The research into nature as object-subject of art is completed by two videos in which the artist’s thought emerges with greater clarity.
In the first, Falls films the city of Los Angeles on one of its rare rainy days: this is the only moment when people’s frantic activities seem to have a moment’s pause, leaving the roads and sidewalks unusually empty.
The second video, presented in an unprecedented trisected version, describes the projection of the shadow of some trees onto the cement façade of a factory over the course of a day, suggesting a possibility of poetic interpretation of a building that would otherwise be cold and merely functional to the production of consumer goods.
In the outdoor courtyard of the Galleria Civica, as a small monument, a stone and corten steel sculpture forms the ideal closure of the exhibition. During the three months of the exhibition, in contact with the air and rain, the corten will gradually change its colour tones. Also in this case the slow, constant action of atmospheric agents will modify the appearance of the work.

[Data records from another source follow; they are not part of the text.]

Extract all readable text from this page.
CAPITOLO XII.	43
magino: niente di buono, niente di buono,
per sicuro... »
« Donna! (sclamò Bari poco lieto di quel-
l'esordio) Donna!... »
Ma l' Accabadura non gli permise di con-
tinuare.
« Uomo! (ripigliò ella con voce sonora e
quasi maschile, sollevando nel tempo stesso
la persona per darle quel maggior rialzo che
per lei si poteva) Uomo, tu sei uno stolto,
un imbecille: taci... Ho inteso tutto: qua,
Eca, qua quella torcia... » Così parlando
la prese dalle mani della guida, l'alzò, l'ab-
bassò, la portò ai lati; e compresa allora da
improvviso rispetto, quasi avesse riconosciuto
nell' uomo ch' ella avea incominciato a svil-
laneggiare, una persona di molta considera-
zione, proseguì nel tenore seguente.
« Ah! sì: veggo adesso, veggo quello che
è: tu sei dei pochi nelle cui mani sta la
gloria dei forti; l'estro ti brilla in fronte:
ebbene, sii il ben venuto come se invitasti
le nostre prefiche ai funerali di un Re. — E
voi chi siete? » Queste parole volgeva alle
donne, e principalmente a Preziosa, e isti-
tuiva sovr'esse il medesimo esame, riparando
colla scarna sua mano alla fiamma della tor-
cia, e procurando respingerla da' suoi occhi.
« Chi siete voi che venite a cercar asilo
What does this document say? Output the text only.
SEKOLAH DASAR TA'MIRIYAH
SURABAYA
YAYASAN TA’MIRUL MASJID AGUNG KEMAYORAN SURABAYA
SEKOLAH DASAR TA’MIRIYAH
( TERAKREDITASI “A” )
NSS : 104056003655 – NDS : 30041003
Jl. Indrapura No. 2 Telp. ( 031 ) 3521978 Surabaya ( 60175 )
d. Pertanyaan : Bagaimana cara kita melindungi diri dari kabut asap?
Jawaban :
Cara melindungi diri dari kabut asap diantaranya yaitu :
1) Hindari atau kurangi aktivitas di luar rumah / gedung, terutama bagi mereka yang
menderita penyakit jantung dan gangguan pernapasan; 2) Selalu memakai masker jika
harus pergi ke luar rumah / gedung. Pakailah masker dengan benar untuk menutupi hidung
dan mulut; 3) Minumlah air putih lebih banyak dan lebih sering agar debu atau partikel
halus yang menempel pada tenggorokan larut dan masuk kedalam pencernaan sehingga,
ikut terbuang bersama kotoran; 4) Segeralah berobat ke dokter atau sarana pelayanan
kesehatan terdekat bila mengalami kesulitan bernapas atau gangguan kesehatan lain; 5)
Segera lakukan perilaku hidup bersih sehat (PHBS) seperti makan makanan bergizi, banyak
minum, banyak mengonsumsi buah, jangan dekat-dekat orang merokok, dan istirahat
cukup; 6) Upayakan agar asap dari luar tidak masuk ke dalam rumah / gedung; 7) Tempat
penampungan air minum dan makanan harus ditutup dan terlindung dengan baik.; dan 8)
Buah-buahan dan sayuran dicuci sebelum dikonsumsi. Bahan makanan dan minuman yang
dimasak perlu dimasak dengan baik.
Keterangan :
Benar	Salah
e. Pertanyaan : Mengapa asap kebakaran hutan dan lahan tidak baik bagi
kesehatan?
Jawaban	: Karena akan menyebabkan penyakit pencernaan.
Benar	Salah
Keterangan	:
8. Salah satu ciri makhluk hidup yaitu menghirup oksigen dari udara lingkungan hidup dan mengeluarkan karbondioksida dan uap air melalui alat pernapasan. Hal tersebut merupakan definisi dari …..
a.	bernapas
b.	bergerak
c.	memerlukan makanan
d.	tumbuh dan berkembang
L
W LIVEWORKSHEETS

All the works on display are the product of an overlapping of natural and artistic processes, partly envisaged and guided by the artist, partly unpredictable. The rain paintings and rain drawings have been subject to the action of the atmospheric agents that have determined the final result; the paraffin and neon installations and the stone and corten sculpture are slowly modified during the course of the exhibition. If water is the element that brings about the final appearance of rain paintings and drawings, it is fire that transforms the ceramics.